The Sunset Cafe, also known as The Grand Terrace Cafe, was a jazz club in Chicago, Illinois operating during the 1920s, 1930s and 1940s. It was one of the most important jazz clubs in America, especially during the period between 1917 and 1928 when Chicago became a creative capital of jazz innovation and again during the emergence of bebop in the early 1940s. From its inception, the club was a rarity as a haven from segregation, since the Sunset Cafe was an integrated or "Black and Tan" club where African Americans, along with other ethnicities, could mingle freely with white Americans without much fear of reprisal. Many important musicians developed their careers at the Sunset/Grand Terrace Cafe.

The building that housed the Cafe still stands at 315 E 35th St in the Bronzeville neighborhood of Chicago. Originally built in 1909 as an automobile garage, after a 1921 remodelling it became a venue with around 100 tables, a bandstand and dance floor.

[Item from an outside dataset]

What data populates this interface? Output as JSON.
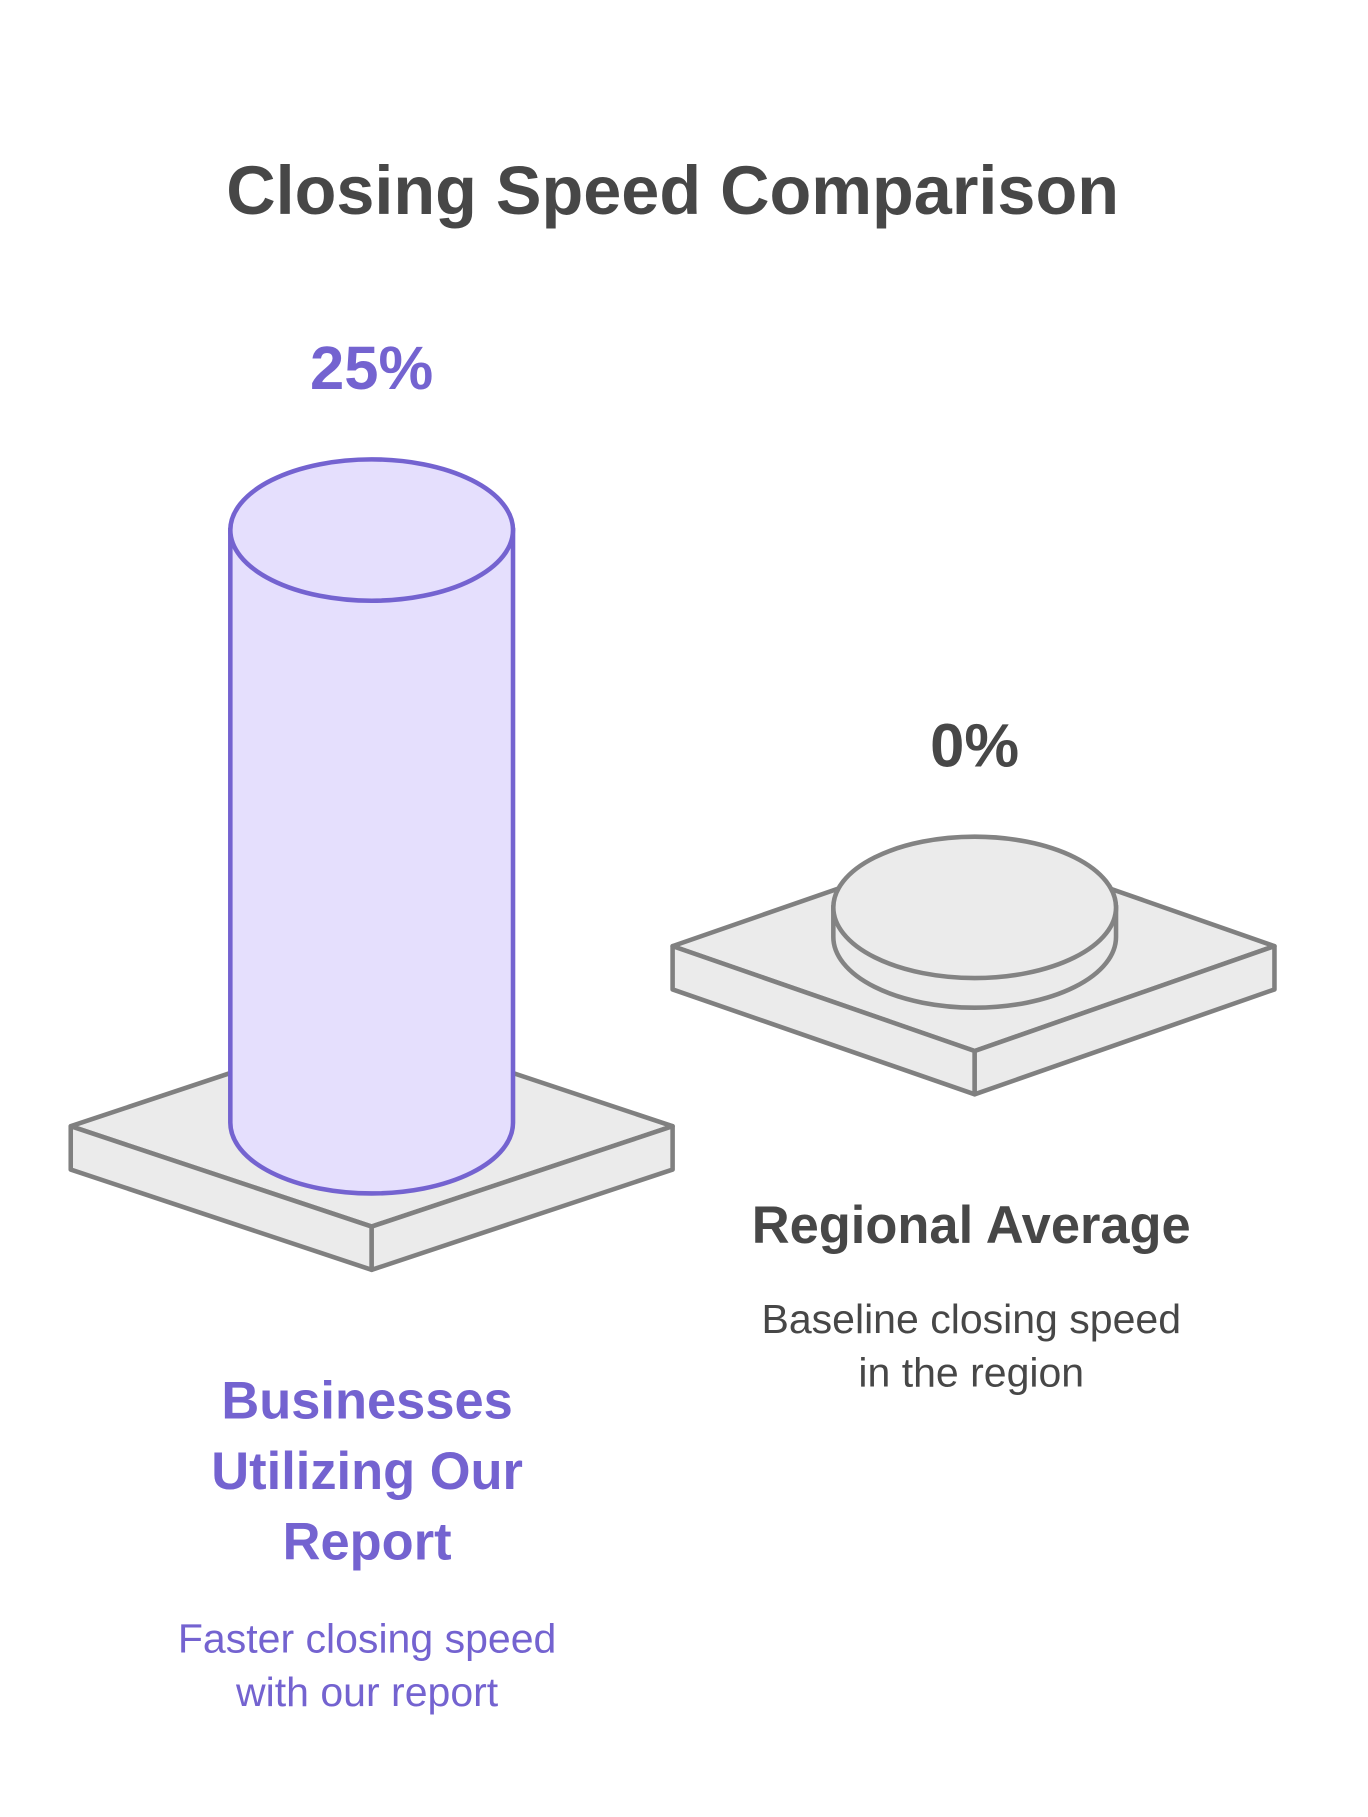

While the historic structure that once housed New York's original Cotton Club was torn down decades ago for urban renewal, Chicago's original Sunset/Grand Terrace Cafe building still stands, and still has some of its original murals on the walls. The Sunset/Grand Terrace Cafe building returned to its modest roots after the then Grand Terrace Cafe closed in 1950, serving as a political office for a short time, and then an Ace Hardware store. The building received Chicago Landmark status on September 9, 1998.

Owned by Louis Armstrong's manager, Joe Glaser, the venue played host to such performers as Louis Armstrong, Cab Calloway, Johnny Dodds, Bix Beiderbecke, Jimmy Dorsey, Benny Goodman, Gene Krupa and, above all, Earl "Fatha" Hines and his orchestra's members: Billy Eckstine, Dizzy Gillespie, Charlie Parker and Sarah Vaughan.